Ich glaube, daß dieser Satz stimmt: wir Menschen schaffen es offensichtlich nicht, uns selbst in unserer überaus nachhaltigen Destruktivität zu begrenzen. Also muss es von außen geschehen und vielleicht durch eine Katastrophe solchen gigantischen Ausmaßes wie der Untergang von Atlantis (so es ihn gegeben hat).
Zugegeben: ein Teil von mir wünscht sich das. Ein Teil wünscht sich, daß es anders möglich sein kann.
Es ist ja nicht damit getan, daß wir in Zukunft nur noch z. B. Bio konsumieren oder z. B. Elektroautos fahren. Wie man's dreht und wendet, es ist immer noch zuviel, mehr als die Erde hergibt.
Ein Freund fand etwas abfällige Worte über die Oya-Leute, die ja auch über solche Sachen berichten: sie hätten Angst vor dem Untergang.

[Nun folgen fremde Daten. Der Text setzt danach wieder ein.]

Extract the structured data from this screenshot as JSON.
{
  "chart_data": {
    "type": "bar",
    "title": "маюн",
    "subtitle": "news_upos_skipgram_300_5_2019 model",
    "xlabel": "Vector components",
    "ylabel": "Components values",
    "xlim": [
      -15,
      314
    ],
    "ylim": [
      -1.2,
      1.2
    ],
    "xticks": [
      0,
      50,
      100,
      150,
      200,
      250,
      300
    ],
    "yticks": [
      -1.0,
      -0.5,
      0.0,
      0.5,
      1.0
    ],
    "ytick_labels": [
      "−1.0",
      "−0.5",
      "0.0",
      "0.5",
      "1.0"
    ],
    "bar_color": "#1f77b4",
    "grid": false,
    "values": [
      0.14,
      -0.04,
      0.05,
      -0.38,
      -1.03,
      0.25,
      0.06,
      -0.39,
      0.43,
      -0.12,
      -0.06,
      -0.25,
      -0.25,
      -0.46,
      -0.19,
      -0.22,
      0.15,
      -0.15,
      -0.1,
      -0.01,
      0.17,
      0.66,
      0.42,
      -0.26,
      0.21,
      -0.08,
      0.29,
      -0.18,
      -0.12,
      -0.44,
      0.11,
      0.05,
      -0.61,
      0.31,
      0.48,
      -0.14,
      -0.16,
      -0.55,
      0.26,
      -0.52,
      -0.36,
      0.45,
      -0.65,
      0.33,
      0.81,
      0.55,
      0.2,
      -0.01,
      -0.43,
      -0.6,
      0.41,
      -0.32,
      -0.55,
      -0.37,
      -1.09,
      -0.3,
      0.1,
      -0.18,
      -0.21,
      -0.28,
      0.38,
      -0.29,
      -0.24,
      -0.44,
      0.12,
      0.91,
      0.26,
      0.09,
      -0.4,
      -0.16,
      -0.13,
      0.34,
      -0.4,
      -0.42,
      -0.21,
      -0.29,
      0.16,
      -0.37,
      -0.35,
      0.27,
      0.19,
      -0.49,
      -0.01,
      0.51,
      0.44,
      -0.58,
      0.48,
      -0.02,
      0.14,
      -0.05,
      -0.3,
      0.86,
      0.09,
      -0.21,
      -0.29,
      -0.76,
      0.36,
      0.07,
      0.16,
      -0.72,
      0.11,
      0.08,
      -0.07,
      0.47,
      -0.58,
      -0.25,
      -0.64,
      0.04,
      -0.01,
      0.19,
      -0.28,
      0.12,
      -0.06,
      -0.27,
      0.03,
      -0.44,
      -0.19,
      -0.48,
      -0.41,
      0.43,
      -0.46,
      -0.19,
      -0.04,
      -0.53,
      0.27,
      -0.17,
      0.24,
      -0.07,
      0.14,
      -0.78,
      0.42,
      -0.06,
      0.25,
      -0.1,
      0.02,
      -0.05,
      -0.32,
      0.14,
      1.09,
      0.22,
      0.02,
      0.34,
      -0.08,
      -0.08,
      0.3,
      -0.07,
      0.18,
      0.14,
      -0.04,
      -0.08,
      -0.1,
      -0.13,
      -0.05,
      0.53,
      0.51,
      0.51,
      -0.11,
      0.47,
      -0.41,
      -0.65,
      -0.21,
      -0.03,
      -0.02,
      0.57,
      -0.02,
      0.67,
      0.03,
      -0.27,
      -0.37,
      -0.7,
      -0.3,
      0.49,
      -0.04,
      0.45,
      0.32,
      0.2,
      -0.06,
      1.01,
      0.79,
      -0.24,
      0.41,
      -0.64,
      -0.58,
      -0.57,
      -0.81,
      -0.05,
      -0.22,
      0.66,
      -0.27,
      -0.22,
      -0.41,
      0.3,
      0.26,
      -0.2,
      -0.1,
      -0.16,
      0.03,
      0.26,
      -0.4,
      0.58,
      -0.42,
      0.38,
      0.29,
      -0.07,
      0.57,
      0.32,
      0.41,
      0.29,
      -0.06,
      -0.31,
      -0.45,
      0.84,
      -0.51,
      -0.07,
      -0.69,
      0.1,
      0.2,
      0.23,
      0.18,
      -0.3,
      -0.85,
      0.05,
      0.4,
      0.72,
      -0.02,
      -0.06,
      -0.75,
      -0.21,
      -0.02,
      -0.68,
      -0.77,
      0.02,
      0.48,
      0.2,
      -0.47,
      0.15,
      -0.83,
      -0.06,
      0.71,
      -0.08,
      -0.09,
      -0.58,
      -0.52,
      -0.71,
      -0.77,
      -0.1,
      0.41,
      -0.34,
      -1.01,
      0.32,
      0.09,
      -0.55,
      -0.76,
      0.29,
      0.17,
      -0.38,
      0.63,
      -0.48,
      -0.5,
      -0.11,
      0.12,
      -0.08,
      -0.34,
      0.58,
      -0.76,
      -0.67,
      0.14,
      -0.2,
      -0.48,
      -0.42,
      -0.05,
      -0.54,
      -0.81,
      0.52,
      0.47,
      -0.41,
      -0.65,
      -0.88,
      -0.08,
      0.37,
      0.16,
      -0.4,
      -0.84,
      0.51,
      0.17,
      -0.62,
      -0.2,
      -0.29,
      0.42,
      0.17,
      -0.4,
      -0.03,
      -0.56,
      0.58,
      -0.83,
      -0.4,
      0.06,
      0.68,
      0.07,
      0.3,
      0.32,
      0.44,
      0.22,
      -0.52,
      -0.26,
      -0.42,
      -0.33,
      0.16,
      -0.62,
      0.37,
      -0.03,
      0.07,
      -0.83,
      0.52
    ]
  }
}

Ich weiß nicht, ob sie Angst haben. Ich habe keine: wenn die Menschheit untergeht, so hat sie es verdient.
Mein Gefühl ist Schmerz: Schmerz wegen der Grausamkeit, der Unachtsamkeit, der Respektlosigkeit, der Entwurzelung der Menschheit, des Mangels an Liebe zum Lebendigen. Das ist es, was mich umtreibt.

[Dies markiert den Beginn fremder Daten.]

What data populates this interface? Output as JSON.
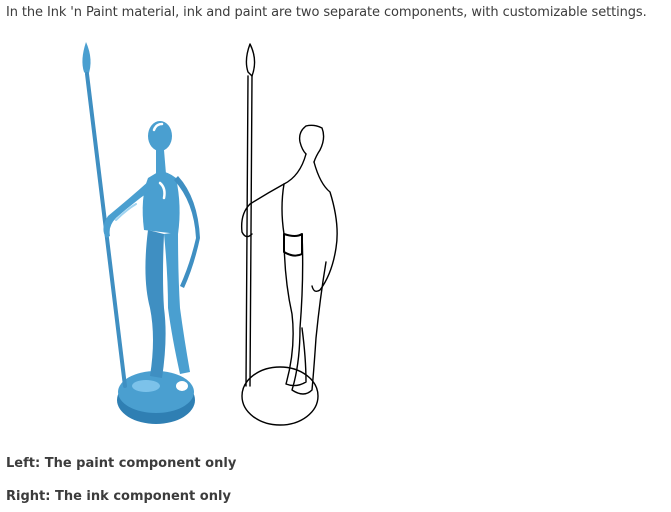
{
  "intro_text": "In the Ink 'n Paint material, ink and paint are two separate components, with customizable settings.",
  "figure": {
    "paint_color": "#4a9fd0",
    "ink_color": "#000000"
  },
  "captions": {
    "left": "Left: The paint component only",
    "right": "Right: The ink component only"
  }
}
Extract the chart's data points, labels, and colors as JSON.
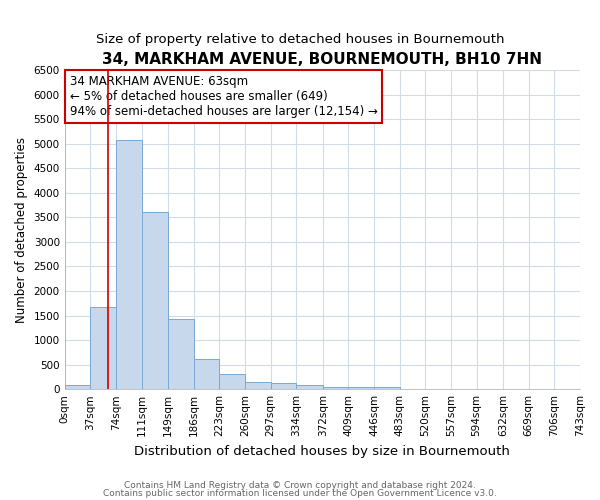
{
  "title": "34, MARKHAM AVENUE, BOURNEMOUTH, BH10 7HN",
  "subtitle": "Size of property relative to detached houses in Bournemouth",
  "xlabel": "Distribution of detached houses by size in Bournemouth",
  "ylabel": "Number of detached properties",
  "bin_edges": [
    0,
    37,
    74,
    111,
    149,
    186,
    223,
    260,
    297,
    334,
    372,
    409,
    446,
    483,
    520,
    557,
    594,
    632,
    669,
    706,
    743
  ],
  "bar_heights": [
    75,
    1670,
    5080,
    3600,
    1420,
    615,
    300,
    150,
    130,
    85,
    45,
    35,
    50,
    0,
    0,
    0,
    0,
    0,
    0,
    0
  ],
  "bar_color": "#c8d8ec",
  "bar_edge_color": "#7aa8d4",
  "property_size": 63,
  "property_line_color": "#cc0000",
  "annotation_text": "34 MARKHAM AVENUE: 63sqm\n← 5% of detached houses are smaller (649)\n94% of semi-detached houses are larger (12,154) →",
  "annotation_box_color": "#ffffff",
  "annotation_box_edge_color": "#cc0000",
  "ylim": [
    0,
    6500
  ],
  "yticks": [
    0,
    500,
    1000,
    1500,
    2000,
    2500,
    3000,
    3500,
    4000,
    4500,
    5000,
    5500,
    6000,
    6500
  ],
  "footnote1": "Contains HM Land Registry data © Crown copyright and database right 2024.",
  "footnote2": "Contains public sector information licensed under the Open Government Licence v3.0.",
  "background_color": "#ffffff",
  "plot_bg_color": "#ffffff",
  "grid_color": "#d0dce8",
  "title_fontsize": 11,
  "subtitle_fontsize": 9.5,
  "xlabel_fontsize": 9.5,
  "ylabel_fontsize": 8.5,
  "tick_fontsize": 7.5,
  "annotation_fontsize": 8.5,
  "footnote_fontsize": 6.5
}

Später ging ich ins Waschcenter, um dort den Küchenflickenteppich, der die Spuren von Skadis nächtlichen Mäuse-Tötungs-Orgien trug, einigermaßen fleckenfrei waschen zu lassen.
Und schließlich fuhr ich noch zur Wollwerkstatt in Hammer-
http://www.wollwerkstatt-kiel.de/-, den besten Wollladen, den ich kenne, und kaufte dort wunderschöne ökologische Schafwolle aus England für einen neuen Pullover, der laut Strickmuster den schönen Namen Dessine-moi un mouton (Zeichne mir ein Schaf aus Der kleine Prinz)trägt.
Heute Abend hatte ich ein sehr schönes Telefonat mit einem alten Imker aus dem Wendland, der über den Imkerverein seine Varroa-Behandlung mit potenzierter Oxalis (Sauerklee) bekannt gemacht hat. Er war früher Waldorfschullehrer, und wir fanden sofort eine Wellenlänge. Jetzt schickt er mir sein Präparat mit einer genauen Anleitung. Er legt ganz viel Wert darauf, daß die Varroamilbe nicht als Feind der Bienen und der Imker gesehen wird. Und da rennt er bei mir offene Türen ein: ich glaube, die Varroamilbe will uns etwas zeigen, was wir noch nicht verstanden haben.
Solche Menschen gibt es auch. Sie werden die Menschheit nicht retten, aber ich freue mich, daß ich mal wieder die Chance hatte, einen von ihnen kennen zu lernen.
Also, alles in allem war es doch mein Tag heute!